Job Title: Senior Java SRE Location: McLean, VA (Hybrid/Initial Remote options depending on end-client) Duration: 12+ Months
Job Description:
15+ years of experience with related tools and technologies.
Experience with below skillsets:
o Java (JVM internals, tuning, microservices)
o AWS Cloud (EKS, EC2, IAM, VPC, RDS, CloudWatch)

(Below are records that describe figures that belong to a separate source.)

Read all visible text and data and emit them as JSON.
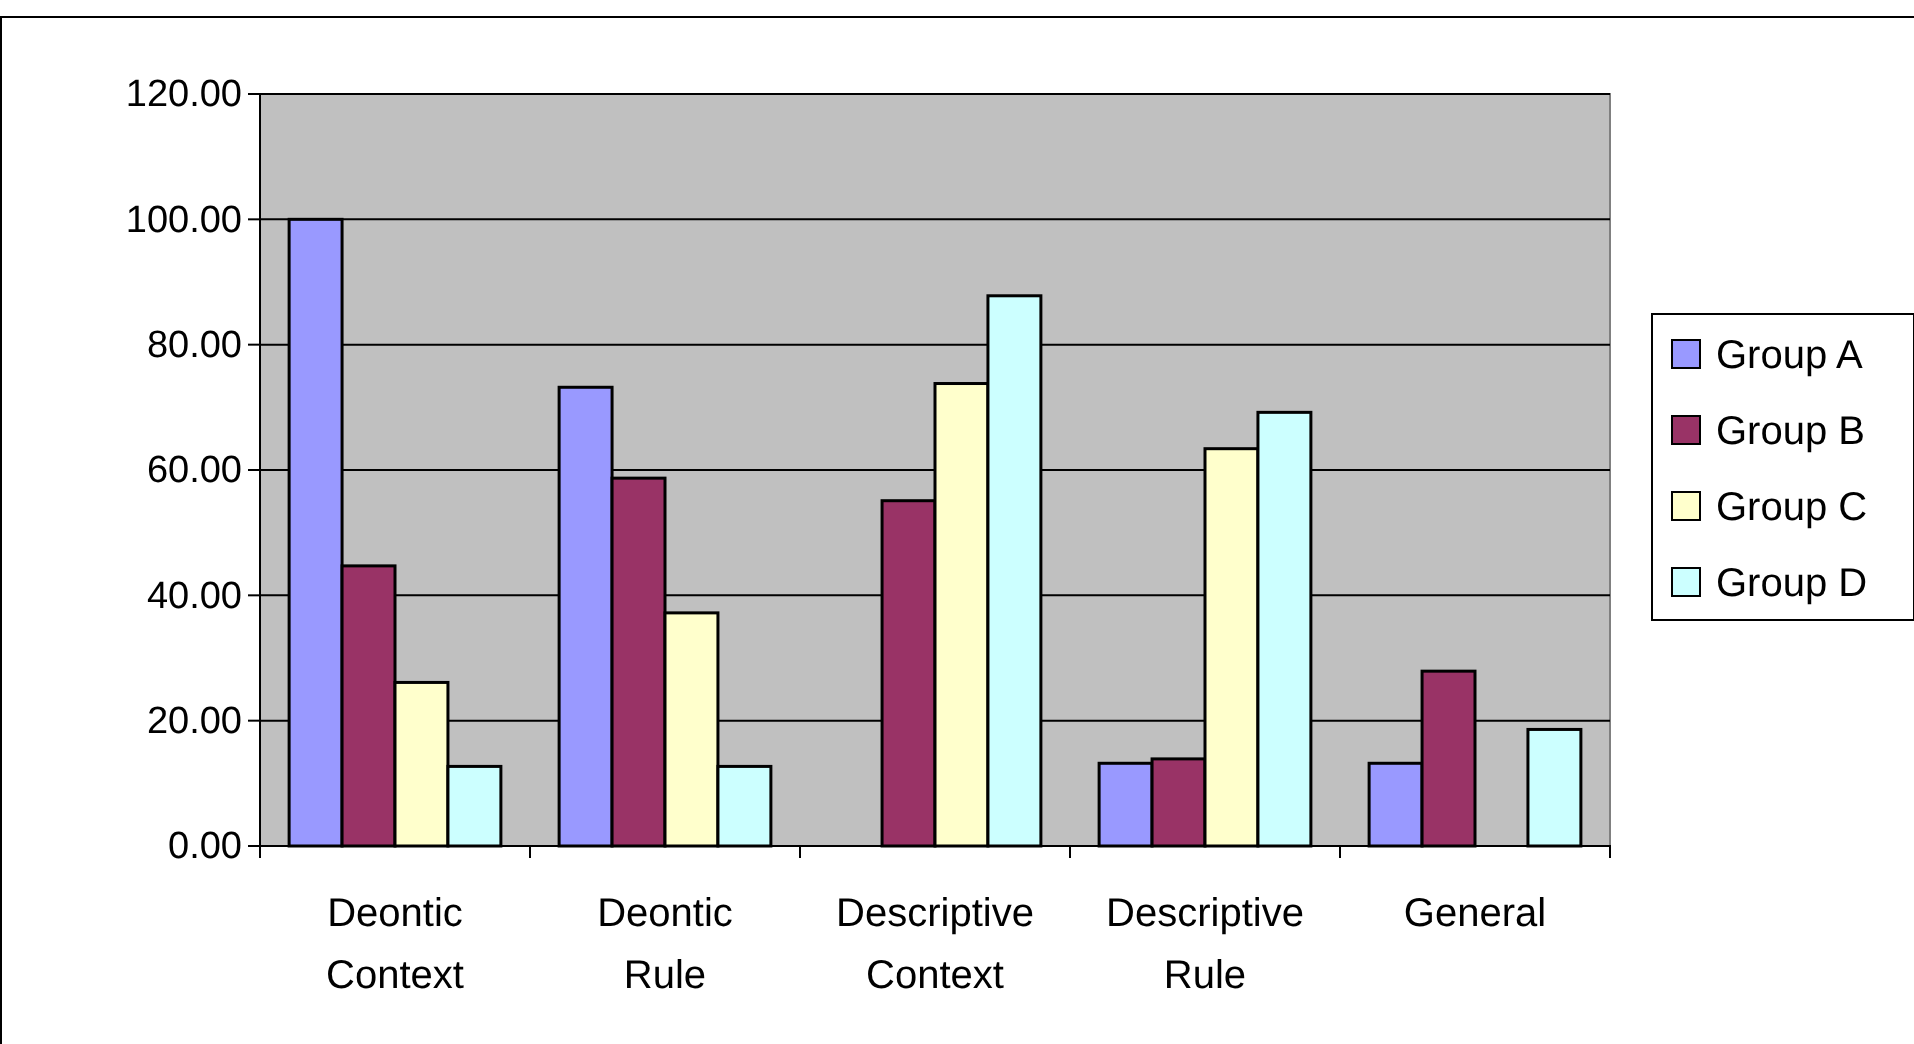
{
  "chart_data": {
    "type": "bar",
    "categories": [
      "Deontic Context",
      "Deontic Rule",
      "Descriptive Context",
      "Descriptive Rule",
      "General"
    ],
    "series": [
      {
        "name": "Group A",
        "color": "#9999ff",
        "values": [
          100,
          73.2,
          null,
          13.2,
          13.2
        ]
      },
      {
        "name": "Group B",
        "color": "#993366",
        "values": [
          44.7,
          58.7,
          55.1,
          13.9,
          27.9
        ]
      },
      {
        "name": "Group C",
        "color": "#ffffcc",
        "values": [
          26.1,
          37.2,
          73.8,
          63.4,
          null
        ]
      },
      {
        "name": "Group D",
        "color": "#ccffff",
        "values": [
          12.7,
          12.7,
          87.8,
          69.2,
          18.6
        ]
      }
    ],
    "ylim": [
      0,
      120
    ],
    "yticks": [
      {
        "value": 0,
        "label": "0.00"
      },
      {
        "value": 20,
        "label": "20.00"
      },
      {
        "value": 40,
        "label": "40.00"
      },
      {
        "value": 60,
        "label": "60.00"
      },
      {
        "value": 80,
        "label": "80.00"
      },
      {
        "value": 100,
        "label": "100.00"
      },
      {
        "value": 120,
        "label": "120.00"
      }
    ],
    "grid": "y",
    "legend": "right"
  }
}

o Kubernetes (CKA/CKS-level depth)
o Docker, Terraform
o CI/CD: GitLab CI/CD, Jenkins
o Streaming: Kafka, KSQLDB, Spark Streaming
o Service Mesh: Istio, Anthos Service Mesh
o Monitoring: Prometheus, Datadog, Splunk, Kiali
o OS & Scripting: Linux/Unix, Bash
o Programming: Python or Go
o Virtualization: VMware
o Networking & Performance: Nginx Controller, Seesaw, eBPF
o Experience supporting core banking, payment gateways, or trading platforms
o Exposure to high-frequency transaction systems
o Knowledge of regulatory audits and compliance controls
o Experience with zero-downtime deployments and disaster recovery strategies
Certifications below are mandatory:
o AWS Certified Solutions Architect/Professional or AWS DevOps Engineer/Professional
o Certified Kubernetes Administrator (CKA) or Certified Kubernetes Security Specialist (CKS)
Responsibilities:
Design, build, and operate highly available, fault-tolerant systems supporting core banking, payments, and trading platforms.
Lead SRE practices including SLIs, SLOs, error budgets, and reliability-driven engineering decisions.

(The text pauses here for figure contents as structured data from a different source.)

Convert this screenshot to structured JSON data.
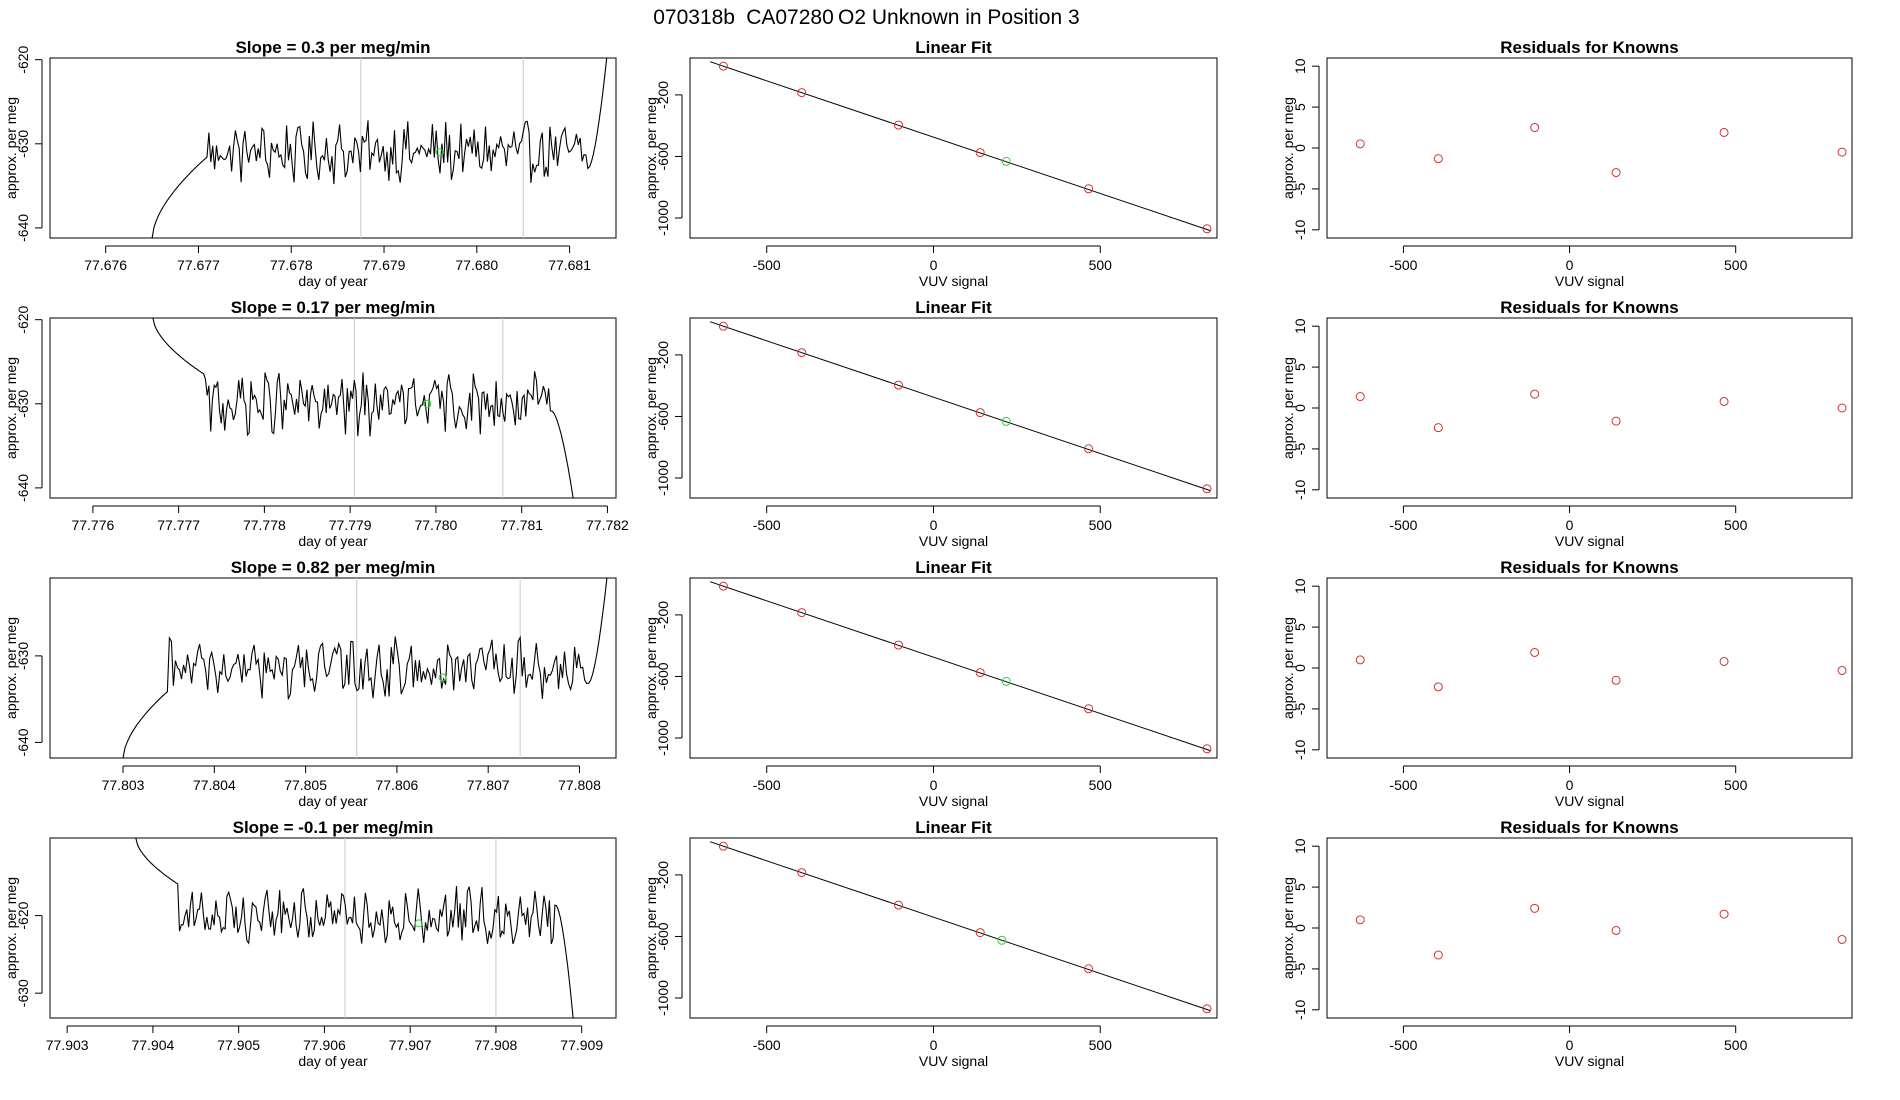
{
  "figure_title": {
    "date": "070318b",
    "sample": "CA07280",
    "description": "O2 Unknown in Position  3"
  },
  "colors": {
    "line": "#000000",
    "frame": "#000000",
    "vline": "#c8c8c8",
    "known_points": "#cd3333",
    "unknown_point": "#33cc33"
  },
  "chart_data": [
    {
      "type": "line",
      "row": 1,
      "title": "Slope =  0.3  per meg/min",
      "xlabel": "day of year",
      "ylabel": "approx. per meg",
      "xlim": [
        77.6754,
        77.6815
      ],
      "ylim": [
        -641.2,
        -619.8
      ],
      "xticks": [
        77.676,
        77.677,
        77.678,
        77.679,
        77.68,
        77.681
      ],
      "xtick_labels": [
        "77.676",
        "77.677",
        "77.678",
        "77.679",
        "77.680",
        "77.681"
      ],
      "yticks": [
        -640,
        -630,
        -620
      ],
      "ytick_labels": [
        "-640",
        "-630",
        "-620"
      ],
      "vlines": [
        77.67875,
        77.6805
      ],
      "start": 77.6765,
      "end": 77.6814,
      "rise_start": -641.2,
      "rise_end": -631.5,
      "rise_width": 0.0006,
      "base_mean": -631,
      "end_ramp": 0.0002,
      "end_target": -619.8,
      "marker": {
        "x": 77.6796,
        "y": -631
      }
    },
    {
      "type": "scatter",
      "row": 1,
      "title": "Linear Fit",
      "xlabel": "VUV signal",
      "ylabel": "approx. per meg",
      "xlim": [
        -730,
        850
      ],
      "ylim": [
        -1130,
        40
      ],
      "xticks": [
        -500,
        0,
        500
      ],
      "xtick_labels": [
        "-500",
        "0",
        "500"
      ],
      "yticks": [
        -1000,
        -600,
        -200
      ],
      "ytick_labels": [
        "-1000",
        "-600",
        "-200"
      ],
      "fit_line": {
        "x": [
          -670,
          830
        ],
        "y": [
          16,
          -1082
        ]
      },
      "known_points": [
        {
          "x": -630,
          "y": -13
        },
        {
          "x": -395,
          "y": -185
        },
        {
          "x": -105,
          "y": -396
        },
        {
          "x": 140,
          "y": -575
        },
        {
          "x": 465,
          "y": -810
        },
        {
          "x": 820,
          "y": -1070
        }
      ],
      "unknown_point": {
        "x": 218,
        "y": -632
      }
    },
    {
      "type": "scatter",
      "row": 1,
      "title": "Residuals for Knowns",
      "xlabel": "VUV signal",
      "ylabel": "approx. per meg",
      "xlim": [
        -730,
        850
      ],
      "ylim": [
        -11,
        11
      ],
      "xticks": [
        -500,
        0,
        500
      ],
      "xtick_labels": [
        "-500",
        "0",
        "500"
      ],
      "yticks": [
        -10,
        -5,
        0,
        5,
        10
      ],
      "ytick_labels": [
        "-10",
        "-5",
        "0",
        "5",
        "10"
      ],
      "known_points": [
        {
          "x": -630,
          "y": 0.5
        },
        {
          "x": -395,
          "y": -1.3
        },
        {
          "x": -105,
          "y": 2.5
        },
        {
          "x": 140,
          "y": -3.0
        },
        {
          "x": 465,
          "y": 1.9
        },
        {
          "x": 820,
          "y": -0.5
        }
      ]
    },
    {
      "type": "line",
      "row": 2,
      "title": "Slope =  0.17  per meg/min",
      "xlabel": "day of year",
      "ylabel": "approx. per meg",
      "xlim": [
        77.7755,
        77.7821
      ],
      "ylim": [
        -641.2,
        -619.8
      ],
      "xticks": [
        77.776,
        77.777,
        77.778,
        77.779,
        77.78,
        77.781,
        77.782
      ],
      "xtick_labels": [
        "77.776",
        "77.777",
        "77.778",
        "77.779",
        "77.780",
        "77.781",
        "77.782"
      ],
      "yticks": [
        -640,
        -630,
        -620
      ],
      "ytick_labels": [
        "-640",
        "-630",
        "-620"
      ],
      "vlines": [
        77.77905,
        77.78078
      ],
      "start": 77.7767,
      "end": 77.7816,
      "rise_start": -619.8,
      "rise_end": -626.5,
      "rise_width": 0.0006,
      "base_mean": -630,
      "end_ramp": 0.00025,
      "end_target": -641.2,
      "marker": {
        "x": 77.7799,
        "y": -630
      }
    },
    {
      "type": "scatter",
      "row": 2,
      "title": "Linear Fit",
      "xlabel": "VUV signal",
      "ylabel": "approx. per meg",
      "xlim": [
        -730,
        850
      ],
      "ylim": [
        -1130,
        40
      ],
      "xticks": [
        -500,
        0,
        500
      ],
      "xtick_labels": [
        "-500",
        "0",
        "500"
      ],
      "yticks": [
        -1000,
        -600,
        -200
      ],
      "ytick_labels": [
        "-1000",
        "-600",
        "-200"
      ],
      "fit_line": {
        "x": [
          -670,
          830
        ],
        "y": [
          16,
          -1082
        ]
      },
      "known_points": [
        {
          "x": -630,
          "y": -13
        },
        {
          "x": -395,
          "y": -185
        },
        {
          "x": -105,
          "y": -396
        },
        {
          "x": 140,
          "y": -575
        },
        {
          "x": 465,
          "y": -810
        },
        {
          "x": 820,
          "y": -1070
        }
      ],
      "unknown_point": {
        "x": 218,
        "y": -632
      }
    },
    {
      "type": "scatter",
      "row": 2,
      "title": "Residuals for Knowns",
      "xlabel": "VUV signal",
      "ylabel": "approx. per meg",
      "xlim": [
        -730,
        850
      ],
      "ylim": [
        -11,
        11
      ],
      "xticks": [
        -500,
        0,
        500
      ],
      "xtick_labels": [
        "-500",
        "0",
        "500"
      ],
      "yticks": [
        -10,
        -5,
        0,
        5,
        10
      ],
      "ytick_labels": [
        "-10",
        "-5",
        "0",
        "5",
        "10"
      ],
      "known_points": [
        {
          "x": -630,
          "y": 1.4
        },
        {
          "x": -395,
          "y": -2.4
        },
        {
          "x": -105,
          "y": 1.7
        },
        {
          "x": 140,
          "y": -1.6
        },
        {
          "x": 465,
          "y": 0.8
        },
        {
          "x": 820,
          "y": 0.0
        }
      ]
    },
    {
      "type": "line",
      "row": 3,
      "title": "Slope =  0.82  per meg/min",
      "xlabel": "day of year",
      "ylabel": "approx. per meg",
      "xlim": [
        77.8022,
        77.8084
      ],
      "ylim": [
        -641.8,
        -621.0
      ],
      "xticks": [
        77.803,
        77.804,
        77.805,
        77.806,
        77.807,
        77.808
      ],
      "xtick_labels": [
        "77.803",
        "77.804",
        "77.805",
        "77.806",
        "77.807",
        "77.808"
      ],
      "yticks": [
        -640,
        -630
      ],
      "ytick_labels": [
        "-640",
        "-630"
      ],
      "vlines": [
        77.80556,
        77.80735
      ],
      "start": 77.803,
      "end": 77.8083,
      "rise_start": -641.8,
      "rise_end": -634,
      "rise_width": 0.0005,
      "base_mean": -631.5,
      "end_ramp": 0.0002,
      "end_target": -621.0,
      "marker": {
        "x": 77.8065,
        "y": -632.5
      }
    },
    {
      "type": "scatter",
      "row": 3,
      "title": "Linear Fit",
      "xlabel": "VUV signal",
      "ylabel": "approx. per meg",
      "xlim": [
        -730,
        850
      ],
      "ylim": [
        -1130,
        40
      ],
      "xticks": [
        -500,
        0,
        500
      ],
      "xtick_labels": [
        "-500",
        "0",
        "500"
      ],
      "yticks": [
        -1000,
        -600,
        -200
      ],
      "ytick_labels": [
        "-1000",
        "-600",
        "-200"
      ],
      "fit_line": {
        "x": [
          -670,
          830
        ],
        "y": [
          16,
          -1082
        ]
      },
      "known_points": [
        {
          "x": -630,
          "y": -13
        },
        {
          "x": -395,
          "y": -185
        },
        {
          "x": -105,
          "y": -396
        },
        {
          "x": 140,
          "y": -575
        },
        {
          "x": 465,
          "y": -810
        },
        {
          "x": 820,
          "y": -1070
        }
      ],
      "unknown_point": {
        "x": 218,
        "y": -632
      }
    },
    {
      "type": "scatter",
      "row": 3,
      "title": "Residuals for Knowns",
      "xlabel": "VUV signal",
      "ylabel": "approx. per meg",
      "xlim": [
        -730,
        850
      ],
      "ylim": [
        -11,
        11
      ],
      "xticks": [
        -500,
        0,
        500
      ],
      "xtick_labels": [
        "-500",
        "0",
        "500"
      ],
      "yticks": [
        -10,
        -5,
        0,
        5,
        10
      ],
      "ytick_labels": [
        "-10",
        "-5",
        "0",
        "5",
        "10"
      ],
      "known_points": [
        {
          "x": -630,
          "y": 1.0
        },
        {
          "x": -395,
          "y": -2.3
        },
        {
          "x": -105,
          "y": 1.9
        },
        {
          "x": 140,
          "y": -1.5
        },
        {
          "x": 465,
          "y": 0.8
        },
        {
          "x": 820,
          "y": -0.3
        }
      ]
    },
    {
      "type": "line",
      "row": 4,
      "title": "Slope =  -0.1  per meg/min",
      "xlabel": "day of year",
      "ylabel": "approx. per meg",
      "xlim": [
        77.9028,
        77.9094
      ],
      "ylim": [
        -633.2,
        -610.0
      ],
      "xticks": [
        77.903,
        77.904,
        77.905,
        77.906,
        77.907,
        77.908,
        77.909
      ],
      "xtick_labels": [
        "77.903",
        "77.904",
        "77.905",
        "77.906",
        "77.907",
        "77.908",
        "77.909"
      ],
      "yticks": [
        -630,
        -620
      ],
      "ytick_labels": [
        "-630",
        "-620"
      ],
      "vlines": [
        77.90624,
        77.908
      ],
      "start": 77.9038,
      "end": 77.9089,
      "rise_start": -610.0,
      "rise_end": -616,
      "rise_width": 0.0005,
      "base_mean": -620,
      "end_ramp": 0.0002,
      "end_target": -633.2,
      "marker": {
        "x": 77.9071,
        "y": -621
      }
    },
    {
      "type": "scatter",
      "row": 4,
      "title": "Linear Fit",
      "xlabel": "VUV signal",
      "ylabel": "approx. per meg",
      "xlim": [
        -730,
        850
      ],
      "ylim": [
        -1130,
        40
      ],
      "xticks": [
        -500,
        0,
        500
      ],
      "xtick_labels": [
        "-500",
        "0",
        "500"
      ],
      "yticks": [
        -1000,
        -600,
        -200
      ],
      "ytick_labels": [
        "-1000",
        "-600",
        "-200"
      ],
      "fit_line": {
        "x": [
          -670,
          830
        ],
        "y": [
          16,
          -1082
        ]
      },
      "known_points": [
        {
          "x": -630,
          "y": -13
        },
        {
          "x": -395,
          "y": -185
        },
        {
          "x": -105,
          "y": -396
        },
        {
          "x": 140,
          "y": -575
        },
        {
          "x": 465,
          "y": -810
        },
        {
          "x": 820,
          "y": -1070
        }
      ],
      "unknown_point": {
        "x": 205,
        "y": -625
      }
    },
    {
      "type": "scatter",
      "row": 4,
      "title": "Residuals for Knowns",
      "xlabel": "VUV signal",
      "ylabel": "approx. per meg",
      "xlim": [
        -730,
        850
      ],
      "ylim": [
        -11,
        11
      ],
      "xticks": [
        -500,
        0,
        500
      ],
      "xtick_labels": [
        "-500",
        "0",
        "500"
      ],
      "yticks": [
        -10,
        -5,
        0,
        5,
        10
      ],
      "ytick_labels": [
        "-10",
        "-5",
        "0",
        "5",
        "10"
      ],
      "known_points": [
        {
          "x": -630,
          "y": 1.0
        },
        {
          "x": -395,
          "y": -3.3
        },
        {
          "x": -105,
          "y": 2.4
        },
        {
          "x": 140,
          "y": -0.3
        },
        {
          "x": 465,
          "y": 1.7
        },
        {
          "x": 820,
          "y": -1.4
        }
      ]
    }
  ]
}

Provide L3/L4 incident response, root cause analysis (RCA), and post-incident remediation for production systems.
Support and optimize Java-based microservices running on Kubernetes (EKS).
Implement and manage AWS-native services (EC2, EKS, RDS, DynamoDB, S3, IAM, CloudWatch).
Develop automation using Terraform for infrastructure provisioning and policy enforcement.
Manage Kubernetes networking, storage, and service mesh integrations including Istio / Anthos Service Mesh.
Implement advanced Kubernetes storage solutions using Portworx.
Architect and maintain enterprise-grade CI/CD pipelines using GitLab CI/CD, Jenkins, and cloud-native tooling.
Automate manual operational tasks using Python, Go, Bash, and infrastructure-as-code patterns.
Implement monitoring, logging, and alerting using Prometheus, Datadog, Splunk, Kiali, and custom dashboards.
Utilize eBPF for deep kernel-level observability and performance tuning.
Support real-time data platforms using Kafka, KSQLDB, Kafka Streams, Spark Streaming.
Manage multi-cluster Kubernetes environments, including cluster federation.
Optimize system performance, scalability, and latency under high transaction volumes.
Enforce banking-grade security controls, IAM policies, secrets management, and least-privilege access.
Support environments aligned with SOC2, PCI-DSS, SOX, and internal banking security standards.
Provide 247 operational support, including rotational shifts, weekends, and on-call coverage across all U.S. time zones.